Начальником московского бюро был Георгий Михайлович Пустовой – седовласый джинноподобный старик, ведущий сидячий образ жизни. Я с ним виделась лишь однажды – сразу по прибытии. Он сидел за обычным письменным столом, погруженный в думы о Родине, а я стояла перед ним навытяжку и пыталась найти общий язык.
– Я просмотрю ваше дело, Любовь Александровна, – на десятой минуте беседы очнулся старик. – Идите работайте. Вам объяснят ваши задачи.

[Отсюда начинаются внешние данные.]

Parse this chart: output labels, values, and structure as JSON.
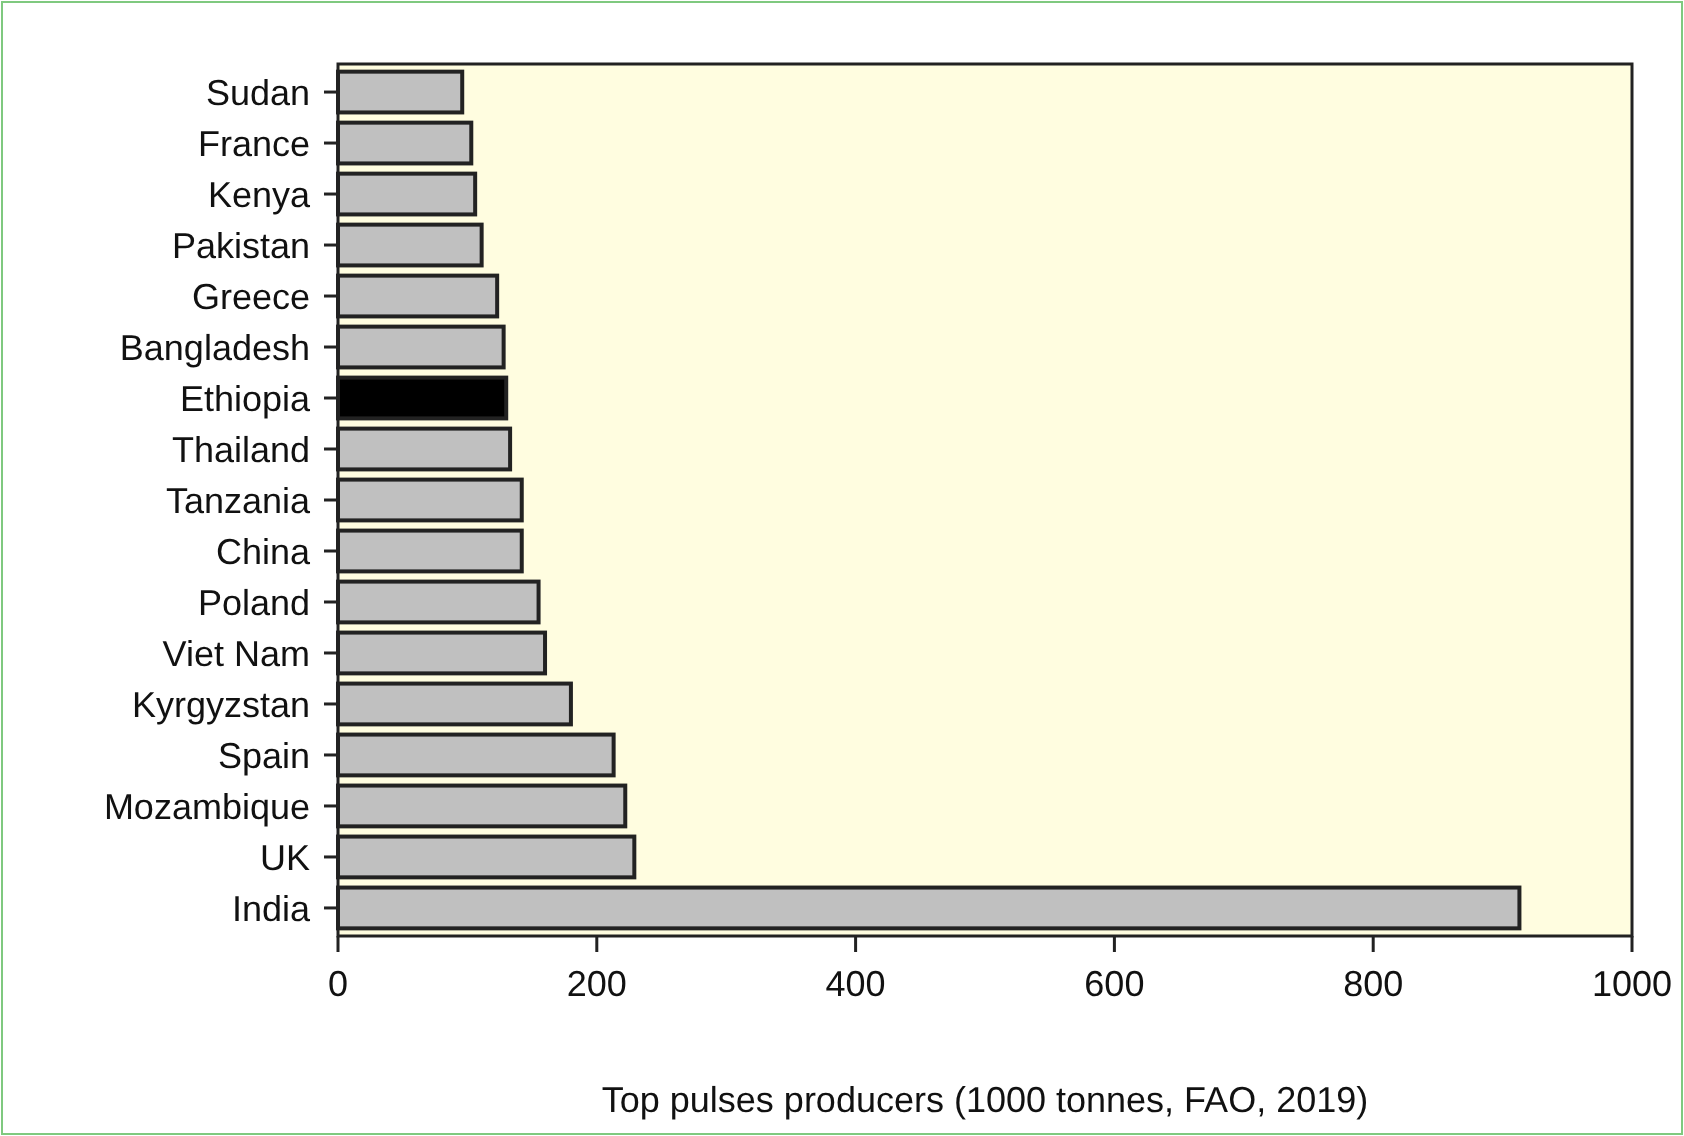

– Походите по городу, осмотритесь, – посоветовал мой непосредственный шеф, молодой еще, но зацикленный на работе Герман Игоревич Бережнов. – В пределах Садового кольца за вашу безопасность ручаемся. А вот дальше не советуем. И не забудьте намазать нос оксолиновой мазью – грипп свирепствует.
Я походила, осмотрелась.
– Послушайте, Герман Игоревич, – озадаченная, стала я наезжать на шефа через неделю. – Я, конечно, не застала все прелести правления национал-патриотов, но, поверьте, по долгу службы имею о них достаточную информацию. Чем нынешний режим отличается от предыдущего?
Герман Игоревич не обиделся. Он рассмеялся.

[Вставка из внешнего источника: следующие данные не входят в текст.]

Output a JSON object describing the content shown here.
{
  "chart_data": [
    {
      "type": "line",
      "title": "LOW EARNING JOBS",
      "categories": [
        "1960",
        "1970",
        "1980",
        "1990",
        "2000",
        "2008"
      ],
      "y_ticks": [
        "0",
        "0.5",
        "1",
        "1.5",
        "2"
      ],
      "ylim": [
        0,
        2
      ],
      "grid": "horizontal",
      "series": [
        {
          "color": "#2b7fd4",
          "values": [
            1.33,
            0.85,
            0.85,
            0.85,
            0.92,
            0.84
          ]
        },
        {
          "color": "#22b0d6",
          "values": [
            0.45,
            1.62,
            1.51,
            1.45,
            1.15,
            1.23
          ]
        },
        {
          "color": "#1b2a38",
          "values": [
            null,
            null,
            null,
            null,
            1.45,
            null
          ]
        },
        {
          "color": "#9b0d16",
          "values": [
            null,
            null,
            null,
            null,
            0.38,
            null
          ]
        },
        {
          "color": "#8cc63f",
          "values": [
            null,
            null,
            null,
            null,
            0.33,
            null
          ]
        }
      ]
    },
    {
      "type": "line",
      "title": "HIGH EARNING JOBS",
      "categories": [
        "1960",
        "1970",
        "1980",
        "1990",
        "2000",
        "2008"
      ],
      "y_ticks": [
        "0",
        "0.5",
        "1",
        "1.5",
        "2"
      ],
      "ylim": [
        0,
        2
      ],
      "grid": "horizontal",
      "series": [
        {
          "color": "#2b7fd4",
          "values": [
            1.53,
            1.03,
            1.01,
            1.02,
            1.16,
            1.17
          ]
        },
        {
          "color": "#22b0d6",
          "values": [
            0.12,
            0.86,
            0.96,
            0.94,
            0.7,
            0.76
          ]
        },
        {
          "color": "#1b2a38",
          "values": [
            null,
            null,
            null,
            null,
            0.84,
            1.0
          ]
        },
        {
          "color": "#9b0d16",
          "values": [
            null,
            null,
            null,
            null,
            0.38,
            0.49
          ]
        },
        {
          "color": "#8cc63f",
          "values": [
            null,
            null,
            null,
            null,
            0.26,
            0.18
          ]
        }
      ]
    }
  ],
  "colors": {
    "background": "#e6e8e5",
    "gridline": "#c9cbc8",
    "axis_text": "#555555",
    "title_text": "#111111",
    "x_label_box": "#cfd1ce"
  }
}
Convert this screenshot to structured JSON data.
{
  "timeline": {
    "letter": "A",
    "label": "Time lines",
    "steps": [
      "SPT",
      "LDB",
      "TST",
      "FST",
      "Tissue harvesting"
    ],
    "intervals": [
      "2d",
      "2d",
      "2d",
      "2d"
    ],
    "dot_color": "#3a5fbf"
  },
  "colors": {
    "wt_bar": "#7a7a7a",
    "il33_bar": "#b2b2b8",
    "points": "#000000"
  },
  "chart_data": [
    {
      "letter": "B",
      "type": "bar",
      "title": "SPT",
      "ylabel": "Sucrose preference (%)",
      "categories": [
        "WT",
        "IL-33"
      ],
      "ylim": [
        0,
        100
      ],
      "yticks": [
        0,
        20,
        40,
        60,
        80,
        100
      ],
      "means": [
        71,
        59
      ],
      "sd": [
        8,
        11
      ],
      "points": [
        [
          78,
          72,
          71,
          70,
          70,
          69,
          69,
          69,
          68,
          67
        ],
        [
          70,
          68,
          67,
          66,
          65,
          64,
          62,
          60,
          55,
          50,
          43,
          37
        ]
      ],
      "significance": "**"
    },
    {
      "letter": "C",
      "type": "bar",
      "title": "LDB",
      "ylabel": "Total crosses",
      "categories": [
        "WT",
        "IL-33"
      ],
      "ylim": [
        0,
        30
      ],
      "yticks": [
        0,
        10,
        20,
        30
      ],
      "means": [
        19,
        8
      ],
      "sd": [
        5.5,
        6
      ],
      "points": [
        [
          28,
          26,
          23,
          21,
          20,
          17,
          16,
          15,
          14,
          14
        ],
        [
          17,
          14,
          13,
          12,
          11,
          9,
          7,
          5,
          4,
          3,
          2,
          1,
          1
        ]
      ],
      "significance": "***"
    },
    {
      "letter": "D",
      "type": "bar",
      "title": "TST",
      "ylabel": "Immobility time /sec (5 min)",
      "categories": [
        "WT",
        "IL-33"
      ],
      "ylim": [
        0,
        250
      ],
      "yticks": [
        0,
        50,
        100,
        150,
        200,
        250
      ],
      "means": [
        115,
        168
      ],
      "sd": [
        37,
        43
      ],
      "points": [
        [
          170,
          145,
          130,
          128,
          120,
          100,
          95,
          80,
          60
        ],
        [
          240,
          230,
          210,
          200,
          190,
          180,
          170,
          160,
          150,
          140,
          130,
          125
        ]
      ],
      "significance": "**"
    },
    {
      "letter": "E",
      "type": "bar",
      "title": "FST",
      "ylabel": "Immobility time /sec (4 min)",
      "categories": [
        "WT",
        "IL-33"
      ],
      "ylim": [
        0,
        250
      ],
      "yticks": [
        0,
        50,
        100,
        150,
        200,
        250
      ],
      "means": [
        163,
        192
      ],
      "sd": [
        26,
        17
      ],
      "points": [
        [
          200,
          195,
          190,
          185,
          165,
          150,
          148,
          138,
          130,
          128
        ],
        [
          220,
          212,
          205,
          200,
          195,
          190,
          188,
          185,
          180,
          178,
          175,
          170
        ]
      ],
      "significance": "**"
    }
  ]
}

– Уже тем, Любовь Александровна, что, задав этот вопрос, вы не пойдете по этапу. Даже если будете намеренно нарываться. А если серьезно… Главное отличие – нынешний режим вменяем. Он провозглашает возврат к общечеловеческим ценностям, к демократии, социальной справедливости, здоровому патриотизму… А отнюдь не к хроническому идиотизму.